||5R03CA106003-02 Interpret this number
||University Of Texas Hlth Ctr At Tyler
||Low-Dose Nortriptyline in Smoking Cessation
DESCRIPTION (provided by applicant):
Nortdptyline hydrochloride, available as a generic drug in the US for many years, has recently been shown to be efficacious in the treatment of nicotine addiction associated with cigarette smoking. It is a tricyclic anti-depressant that is believed to modulate noradrenergic neurotransmission. Currently, buproprion is the only non-nicotine therapy approved by the FDA, and is believed to have a similar mechanism, although these mechanisms are not completely understood. One putative explanation of moderately higher quit-rates observed for anti-depressive therapy is the following: smoking and depression are highly linked, and subsequent relief of depression, which may be especially acute just after smoking cessation target date, may facilitate continued abstinence. This notion has not been supported as strongly, however, where psychological interventions have been substituted as a relief for depression. This suggests there may exist an ill characterized molecular mechanism which may be providing more direct benefit for continued smoking cessation. On the other hand, even if the benefit is indirectly influenced through changes in mood states, it has been informally suggested that relief of anxiety, in addition to relief of depression, may play a similar role.

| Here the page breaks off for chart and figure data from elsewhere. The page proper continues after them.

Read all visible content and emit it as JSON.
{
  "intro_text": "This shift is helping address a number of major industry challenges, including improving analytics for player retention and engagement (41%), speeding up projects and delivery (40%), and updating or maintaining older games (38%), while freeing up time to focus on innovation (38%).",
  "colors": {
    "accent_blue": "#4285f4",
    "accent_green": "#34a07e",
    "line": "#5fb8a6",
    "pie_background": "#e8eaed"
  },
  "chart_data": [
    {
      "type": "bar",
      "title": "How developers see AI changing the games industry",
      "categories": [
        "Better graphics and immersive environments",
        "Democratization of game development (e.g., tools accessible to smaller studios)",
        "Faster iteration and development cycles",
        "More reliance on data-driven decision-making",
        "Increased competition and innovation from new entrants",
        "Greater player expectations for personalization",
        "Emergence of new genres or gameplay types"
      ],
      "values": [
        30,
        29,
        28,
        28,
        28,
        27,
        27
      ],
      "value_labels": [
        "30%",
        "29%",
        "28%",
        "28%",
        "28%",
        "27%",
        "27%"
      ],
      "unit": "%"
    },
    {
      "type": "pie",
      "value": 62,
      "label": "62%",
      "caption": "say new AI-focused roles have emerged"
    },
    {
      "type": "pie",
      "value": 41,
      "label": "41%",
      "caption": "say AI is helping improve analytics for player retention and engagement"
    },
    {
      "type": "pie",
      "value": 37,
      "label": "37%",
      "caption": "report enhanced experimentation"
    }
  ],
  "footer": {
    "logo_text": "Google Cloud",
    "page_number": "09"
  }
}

Nortriptyline is a considerably less expensive alternative to buproprion, and affords comparable efficacy, although it does have a more problematic safety profile. Although generally non-addictive, nortriptyline, like all tricyclics, can have serious anticholinergic side effects, and an overdose is potentially lethal. It is unknown whether low doses of nortriptyline, which may be sub-therapeutic for relief of depression/anxiety, might yet be therapeutic for smoking cessation. The safety profile of lower doses, which might be expected to be more favorable than nominal recommended doses, has not been examined in the context of a smoking cessation study. Doses are typically titrated up to 50-150 mg/day, the maximum recommended dose. Previous studies have used titrated doses up to fixed target doses, typically 75 mg/day. In this pilot project, we are proposing a randomized, placebo-controlled, and double-blinded dose-response clinical trial of nortriptyline utilizing fixed target daily dose levels of 0 mg (placebo), 25 mg, 50 mg, and 75 mg. The specific aims are (1) to describe and determine the safety profile of nominal to low dose levels not usually prescribed; (2) to determine how relief of depression and anxiety is related to dose; and (3) to determine whether there is mere evidence of the existence of a molecular or other mechanism which works independently of mood states, that improves quit rates.
If this research is successful, more thorough studies may be warranted. It could generate novel hypotheses and more enlightened directions for cessation research. More pragmatically, it might promote the use of nortriptyline under safer doses, and could remove insurance coverage barriers for smoking cessation therapy.